Yeah, it's possible there is no ldx, or it's possible that map's ptr
in ld is used by some other instruction later on. I agree that all
this rewriting is still best case and might be a bit ugly :-(

> In general, 'const volatile int var' should be good enough
> although it still have one extra load instruction. How much
> did you see performance hit with this extra load?

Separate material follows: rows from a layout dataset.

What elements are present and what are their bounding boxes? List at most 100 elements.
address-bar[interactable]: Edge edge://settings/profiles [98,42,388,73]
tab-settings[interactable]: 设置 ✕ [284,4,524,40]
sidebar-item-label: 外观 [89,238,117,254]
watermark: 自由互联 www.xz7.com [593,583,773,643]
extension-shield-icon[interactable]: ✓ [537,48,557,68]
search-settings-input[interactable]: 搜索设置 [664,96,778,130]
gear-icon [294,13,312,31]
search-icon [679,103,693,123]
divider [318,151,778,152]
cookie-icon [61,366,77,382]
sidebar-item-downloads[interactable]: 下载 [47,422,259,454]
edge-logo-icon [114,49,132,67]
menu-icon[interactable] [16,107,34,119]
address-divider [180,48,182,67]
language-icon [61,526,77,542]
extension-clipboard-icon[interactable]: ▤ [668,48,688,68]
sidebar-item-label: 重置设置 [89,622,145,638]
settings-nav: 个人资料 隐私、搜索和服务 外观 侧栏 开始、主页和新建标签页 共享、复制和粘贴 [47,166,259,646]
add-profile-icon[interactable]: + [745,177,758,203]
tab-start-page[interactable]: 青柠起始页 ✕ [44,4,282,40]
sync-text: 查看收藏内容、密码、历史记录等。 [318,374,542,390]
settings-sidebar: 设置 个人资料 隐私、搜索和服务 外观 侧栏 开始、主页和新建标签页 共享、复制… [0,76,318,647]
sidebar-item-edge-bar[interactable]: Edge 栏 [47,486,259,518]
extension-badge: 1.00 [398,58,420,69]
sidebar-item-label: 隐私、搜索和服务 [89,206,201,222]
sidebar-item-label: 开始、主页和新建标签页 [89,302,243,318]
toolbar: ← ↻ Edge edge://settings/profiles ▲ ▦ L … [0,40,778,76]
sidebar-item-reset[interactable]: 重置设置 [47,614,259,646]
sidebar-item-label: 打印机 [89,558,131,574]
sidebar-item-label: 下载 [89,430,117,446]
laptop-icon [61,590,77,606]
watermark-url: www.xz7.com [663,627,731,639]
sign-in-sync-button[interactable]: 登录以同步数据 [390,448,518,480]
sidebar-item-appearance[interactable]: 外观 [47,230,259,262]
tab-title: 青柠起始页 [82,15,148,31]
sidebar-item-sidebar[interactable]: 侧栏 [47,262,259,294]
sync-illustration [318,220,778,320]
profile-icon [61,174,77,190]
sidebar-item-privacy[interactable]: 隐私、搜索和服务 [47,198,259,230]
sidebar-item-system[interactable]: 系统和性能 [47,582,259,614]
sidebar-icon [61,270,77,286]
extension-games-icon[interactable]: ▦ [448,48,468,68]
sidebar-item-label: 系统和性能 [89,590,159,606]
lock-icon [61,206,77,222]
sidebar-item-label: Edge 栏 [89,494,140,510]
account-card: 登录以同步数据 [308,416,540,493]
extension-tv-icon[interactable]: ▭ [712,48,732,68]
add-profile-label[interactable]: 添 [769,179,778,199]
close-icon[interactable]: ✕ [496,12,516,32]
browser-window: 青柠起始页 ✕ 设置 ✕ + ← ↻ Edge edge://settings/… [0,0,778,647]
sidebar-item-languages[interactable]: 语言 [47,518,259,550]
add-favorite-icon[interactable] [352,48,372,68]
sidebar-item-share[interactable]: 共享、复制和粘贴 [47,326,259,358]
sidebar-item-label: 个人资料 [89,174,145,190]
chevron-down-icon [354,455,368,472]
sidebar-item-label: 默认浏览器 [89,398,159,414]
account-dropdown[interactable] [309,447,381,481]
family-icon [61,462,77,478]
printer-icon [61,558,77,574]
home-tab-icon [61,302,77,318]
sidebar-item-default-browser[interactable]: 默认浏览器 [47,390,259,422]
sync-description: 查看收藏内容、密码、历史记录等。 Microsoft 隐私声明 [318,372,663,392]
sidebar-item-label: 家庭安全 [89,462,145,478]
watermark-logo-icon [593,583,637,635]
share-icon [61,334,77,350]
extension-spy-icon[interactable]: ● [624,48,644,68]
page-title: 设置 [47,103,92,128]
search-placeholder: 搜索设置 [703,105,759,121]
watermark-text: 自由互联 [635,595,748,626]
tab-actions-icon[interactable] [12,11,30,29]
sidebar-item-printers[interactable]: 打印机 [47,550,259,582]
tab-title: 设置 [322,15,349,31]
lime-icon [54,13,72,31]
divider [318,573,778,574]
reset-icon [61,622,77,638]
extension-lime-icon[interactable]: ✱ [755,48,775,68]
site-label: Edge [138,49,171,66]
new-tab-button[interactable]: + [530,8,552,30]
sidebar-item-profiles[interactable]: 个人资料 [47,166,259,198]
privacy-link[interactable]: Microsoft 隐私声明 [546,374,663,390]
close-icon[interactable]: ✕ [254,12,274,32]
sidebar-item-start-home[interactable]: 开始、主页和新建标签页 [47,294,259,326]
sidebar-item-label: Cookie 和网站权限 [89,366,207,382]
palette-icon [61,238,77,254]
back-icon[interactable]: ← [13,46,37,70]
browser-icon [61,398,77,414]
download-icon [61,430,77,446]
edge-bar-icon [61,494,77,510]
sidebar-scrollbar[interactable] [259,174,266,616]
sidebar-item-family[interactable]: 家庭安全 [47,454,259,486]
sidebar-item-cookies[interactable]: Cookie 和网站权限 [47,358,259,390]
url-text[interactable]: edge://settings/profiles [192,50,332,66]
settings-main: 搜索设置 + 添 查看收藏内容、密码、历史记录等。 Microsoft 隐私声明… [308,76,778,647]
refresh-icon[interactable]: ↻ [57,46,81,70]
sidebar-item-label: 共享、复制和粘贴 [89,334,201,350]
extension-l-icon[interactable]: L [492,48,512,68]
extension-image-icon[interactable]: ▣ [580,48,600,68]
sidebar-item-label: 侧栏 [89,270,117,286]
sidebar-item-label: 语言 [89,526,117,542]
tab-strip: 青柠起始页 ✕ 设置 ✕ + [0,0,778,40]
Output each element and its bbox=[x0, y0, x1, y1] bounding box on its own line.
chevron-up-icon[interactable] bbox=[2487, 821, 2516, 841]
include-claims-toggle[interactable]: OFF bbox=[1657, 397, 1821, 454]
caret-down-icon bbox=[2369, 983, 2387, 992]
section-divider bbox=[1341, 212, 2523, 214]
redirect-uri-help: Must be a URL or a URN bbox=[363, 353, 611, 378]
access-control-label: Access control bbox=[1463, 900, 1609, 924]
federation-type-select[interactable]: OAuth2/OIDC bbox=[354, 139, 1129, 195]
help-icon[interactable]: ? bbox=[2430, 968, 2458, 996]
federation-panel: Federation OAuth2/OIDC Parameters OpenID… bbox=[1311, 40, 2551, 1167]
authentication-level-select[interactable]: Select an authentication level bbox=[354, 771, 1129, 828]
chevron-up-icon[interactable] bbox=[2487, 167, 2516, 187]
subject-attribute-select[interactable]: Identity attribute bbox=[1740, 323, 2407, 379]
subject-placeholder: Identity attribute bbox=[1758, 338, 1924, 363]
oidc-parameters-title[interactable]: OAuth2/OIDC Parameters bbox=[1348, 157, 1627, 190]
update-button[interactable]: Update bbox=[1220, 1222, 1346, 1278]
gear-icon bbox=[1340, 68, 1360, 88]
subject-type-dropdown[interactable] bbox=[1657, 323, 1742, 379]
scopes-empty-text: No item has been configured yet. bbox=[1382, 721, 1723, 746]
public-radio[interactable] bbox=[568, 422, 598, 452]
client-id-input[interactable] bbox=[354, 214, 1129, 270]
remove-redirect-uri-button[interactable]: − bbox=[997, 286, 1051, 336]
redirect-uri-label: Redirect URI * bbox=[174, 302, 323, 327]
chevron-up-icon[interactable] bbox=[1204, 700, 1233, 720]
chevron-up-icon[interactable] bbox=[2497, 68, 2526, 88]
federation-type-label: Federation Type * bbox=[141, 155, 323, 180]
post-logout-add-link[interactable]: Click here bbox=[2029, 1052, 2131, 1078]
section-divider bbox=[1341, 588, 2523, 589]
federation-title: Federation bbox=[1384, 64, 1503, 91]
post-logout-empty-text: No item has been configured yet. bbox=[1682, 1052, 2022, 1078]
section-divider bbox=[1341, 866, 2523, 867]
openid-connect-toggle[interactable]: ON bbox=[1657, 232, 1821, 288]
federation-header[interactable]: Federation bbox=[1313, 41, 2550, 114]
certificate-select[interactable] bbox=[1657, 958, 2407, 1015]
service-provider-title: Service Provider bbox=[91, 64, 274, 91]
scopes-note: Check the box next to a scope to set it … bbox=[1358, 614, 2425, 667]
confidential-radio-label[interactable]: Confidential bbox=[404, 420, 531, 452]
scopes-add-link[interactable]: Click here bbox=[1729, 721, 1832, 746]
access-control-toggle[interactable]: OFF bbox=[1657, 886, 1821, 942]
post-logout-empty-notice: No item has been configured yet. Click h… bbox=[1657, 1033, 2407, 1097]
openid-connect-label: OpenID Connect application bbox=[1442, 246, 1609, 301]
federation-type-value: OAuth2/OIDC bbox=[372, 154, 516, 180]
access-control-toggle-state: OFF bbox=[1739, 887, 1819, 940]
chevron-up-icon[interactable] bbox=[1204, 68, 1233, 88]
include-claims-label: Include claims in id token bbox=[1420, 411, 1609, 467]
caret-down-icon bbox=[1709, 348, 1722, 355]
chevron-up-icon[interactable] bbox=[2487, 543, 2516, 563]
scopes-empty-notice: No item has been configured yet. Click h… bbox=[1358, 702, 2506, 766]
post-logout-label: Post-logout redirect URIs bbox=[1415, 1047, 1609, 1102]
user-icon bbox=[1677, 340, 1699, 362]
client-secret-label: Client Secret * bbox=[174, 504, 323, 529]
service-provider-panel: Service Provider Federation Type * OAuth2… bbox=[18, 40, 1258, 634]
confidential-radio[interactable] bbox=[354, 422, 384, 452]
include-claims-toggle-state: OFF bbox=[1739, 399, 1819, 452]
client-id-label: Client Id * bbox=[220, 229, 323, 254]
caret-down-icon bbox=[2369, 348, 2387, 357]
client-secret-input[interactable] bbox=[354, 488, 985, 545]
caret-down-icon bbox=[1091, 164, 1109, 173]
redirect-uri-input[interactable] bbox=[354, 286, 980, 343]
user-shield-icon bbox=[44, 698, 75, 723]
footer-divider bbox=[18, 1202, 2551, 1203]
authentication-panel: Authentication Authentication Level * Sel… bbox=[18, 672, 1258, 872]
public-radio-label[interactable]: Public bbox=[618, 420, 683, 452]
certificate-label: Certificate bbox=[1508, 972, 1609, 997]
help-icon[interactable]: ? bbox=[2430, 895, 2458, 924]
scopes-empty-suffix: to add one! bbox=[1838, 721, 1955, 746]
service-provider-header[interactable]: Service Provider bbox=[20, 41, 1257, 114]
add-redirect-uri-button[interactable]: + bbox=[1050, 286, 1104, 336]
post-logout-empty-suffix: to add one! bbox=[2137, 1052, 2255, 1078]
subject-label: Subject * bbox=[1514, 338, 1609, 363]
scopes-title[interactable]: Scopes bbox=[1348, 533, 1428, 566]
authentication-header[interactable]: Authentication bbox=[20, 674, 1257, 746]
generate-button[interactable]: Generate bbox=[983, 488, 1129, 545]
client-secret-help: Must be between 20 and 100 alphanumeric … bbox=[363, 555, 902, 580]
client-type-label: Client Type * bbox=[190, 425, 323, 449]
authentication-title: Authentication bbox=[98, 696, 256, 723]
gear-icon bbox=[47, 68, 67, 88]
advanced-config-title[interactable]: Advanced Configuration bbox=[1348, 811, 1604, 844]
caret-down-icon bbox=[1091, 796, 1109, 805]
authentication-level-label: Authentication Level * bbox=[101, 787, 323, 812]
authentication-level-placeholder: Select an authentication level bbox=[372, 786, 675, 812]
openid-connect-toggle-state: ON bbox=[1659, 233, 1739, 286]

I haven't tested anything yet. I think I'll try to convert my prog to
kconfig and then have:

#ifdef STATIC_CONFIG
const int CONFIG_XYZ = 1;
#else
extern const int CONFIG_XYZ __kconfig __weak;
#endif

And maybe roll that STATIC_CONFIG=true version somewhere for a week or
two to see whether there is any effect.

> If we truely want to generate best code (no libbpf/verifier
> rewrite with nop's) robustly, we can implement this in llvm as
> a CO-RE relocation. In such cases, compiler will be
> able to generate
>       r = <patchable_value>
>       ... using r ...
>
> So in the above code, the CO-RE based approach will generate:
>    r1 = <patchable value>  // we can make it always 64bit value
>    w0 = 1
>    if w1 != 0 goto +1
>    w0 = 0
>    w0 <<= 1
>    exit
>
> This will only work for upto 64bit int types.
> The kconfig itself supports array as well for which
> CO-RE won't work.

What is the criteria for emitting a relocation in this case? Something
like a __kconfig tag?
In my initial attempt, I've been doing these rewrites on the libbpf
side, so maybe that's the way to go if we can emit proper relocations
for ld+ldx?

[1] https://lore.kernel.org/bpf/7b2e6553-5bcc-1c70-2c4b-78e95593755b@xxxxxx/T/#m5efdc6672ff3da98f806375381d5e055060cbe54

> >
> >
> >
> >
> >>> +             return true;
> >>> +     }
> >>> +
> >>> +     *(insn + 2) = BPF_ALU64_IMM(BPF_MOV, dst_reg, val);
> >>> +     /* Only LDX can be resolved, we still have to resolve LD address. */
> >>> +     return false;
> >>> +}